MIT Technology Review unveiled its first annual '10 Things That Matter in AI Right Now' list on April 21, 2026, presented on stage at the EmTech AI conference on the MIT campus. The list is intended as an AI-specific companion to the publication's long-running '10 Breakthrough Technologies' list. Editors picked the entries to capture what is actually moving the field — technically, politically, and culturally — rather than what is generating the loudest marketing.

The ten items are: teams of AI agents that cooperate on multi-step goals; humanoid-robot training data collected en masse from human movement; the continued refinement of large language models; supercharged scams and hacking enabled by generative tools; weaponized deepfakes, including nonconsensual sexual imagery and AI-generated political propaganda; AI research agents that work alongside scientists; a rising public backlash and organized activism against unchecked AI deployment; world models as a path beyond text-based LLMs; China's open-source strategy as a competitive force against US labs; and AI systems used in military decision-making, including commanders consulting LLM-based advice engines.

The selections lean noticeably toward risk and friction — five of the ten items describe harms, governance failures, or organized resistance rather than capability gains. That balance is itself a signal. A year ago, an equivalent list would have been dominated by model releases and benchmarks. In 2026, the MIT editors are arguing that what matters is no longer just whether frontier labs can ship a better model — it is whether the systems already shipped can be governed, secured, and absorbed by societies without serious damage.

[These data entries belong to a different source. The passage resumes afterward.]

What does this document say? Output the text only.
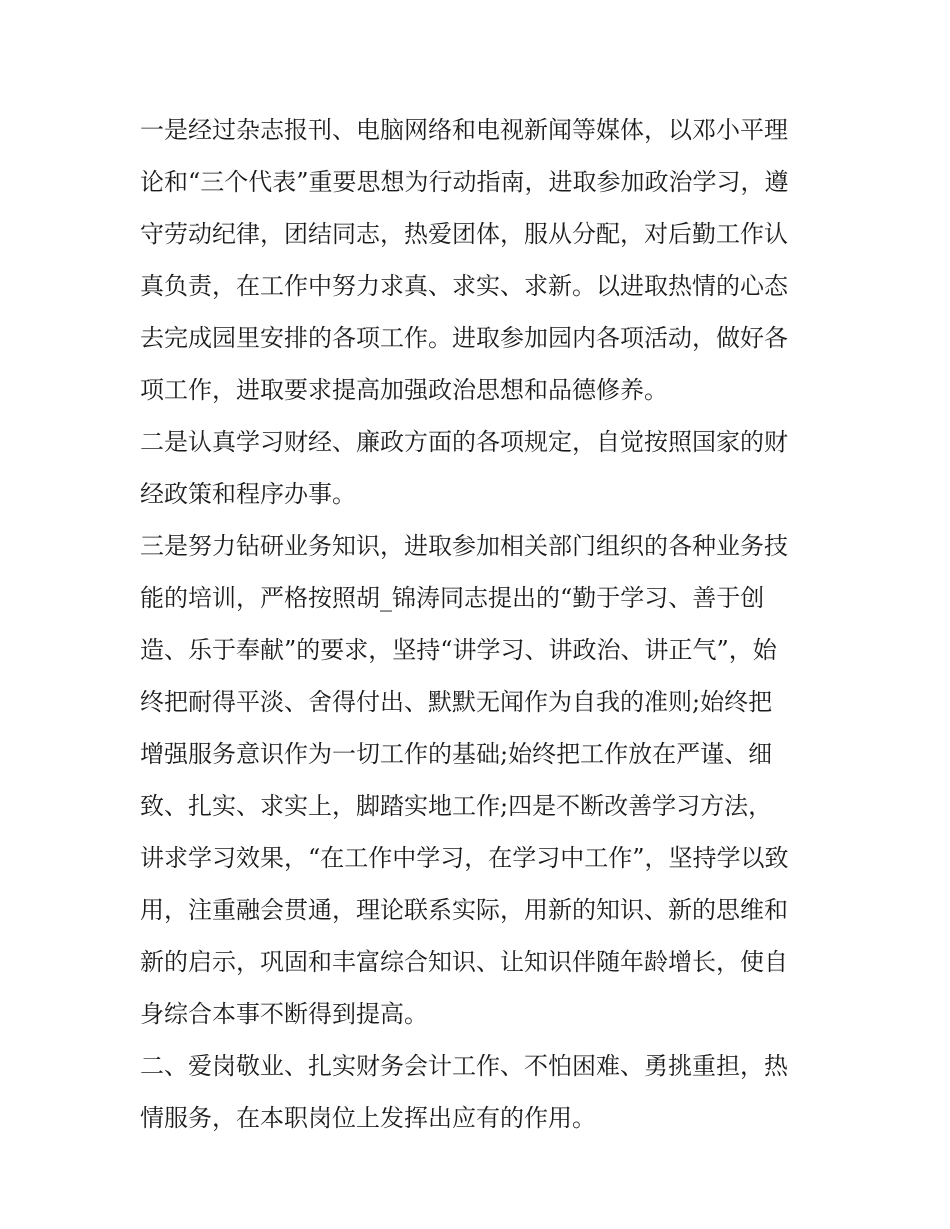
一是经过杂志报刊、电脑网络和电视新闻等媒体，以邓小平理
论和“三个代表”重要思想为行动指南，进取参加政治学习，遵
守劳动纪律，团结同志，热爱团体，服从分配，对后勤工作认
真负责，在工作中努力求真、求实、求新。以进取热情的心态
去完成园里安排的各项工作。进取参加园内各项活动，做好各
项工作，进取要求提高加强政治思想和品德修养。
二是认真学习财经、廉政方面的各项规定，自觉按照国家的财
经政策和程序办事。
三是努力钻研业务知识，进取参加相关部门组织的各种业务技
能的培训，严格按照胡_锦涛同志提出的“勤于学习、善于创
造、乐于奉献”的要求，坚持“讲学习、讲政治、讲正气”，始
终把耐得平淡、舍得付出、默默无闻作为自我的准则;始终把
增强服务意识作为一切工作的基础;始终把工作放在严谨、细
致、扎实、求实上，脚踏实地工作;四是不断改善学习方法，
讲求学习效果，“在工作中学习，在学习中工作”，坚持学以致
用，注重融会贯通，理论联系实际，用新的知识、新的思维和
新的启示，巩固和丰富综合知识、让知识伴随年龄增长，使自
身综合本事不断得到提高。
二、爱岗敬业、扎实财务会计工作、不怕困难、勇挑重担，热
情服务，在本职岗位上发挥出应有的作用。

Takeaway for learners: if you want a reading list for the rest of the year, this is it. Pick two or three items that you do not yet understand and go deep — world models and mechanistic interpretability reward technical study, while the backlash and military-AI items reward reading policy analysis and reporting. The students who will have the most interesting careers in AI in 2028 are the ones who can talk about both sides of the list, not just the capability side.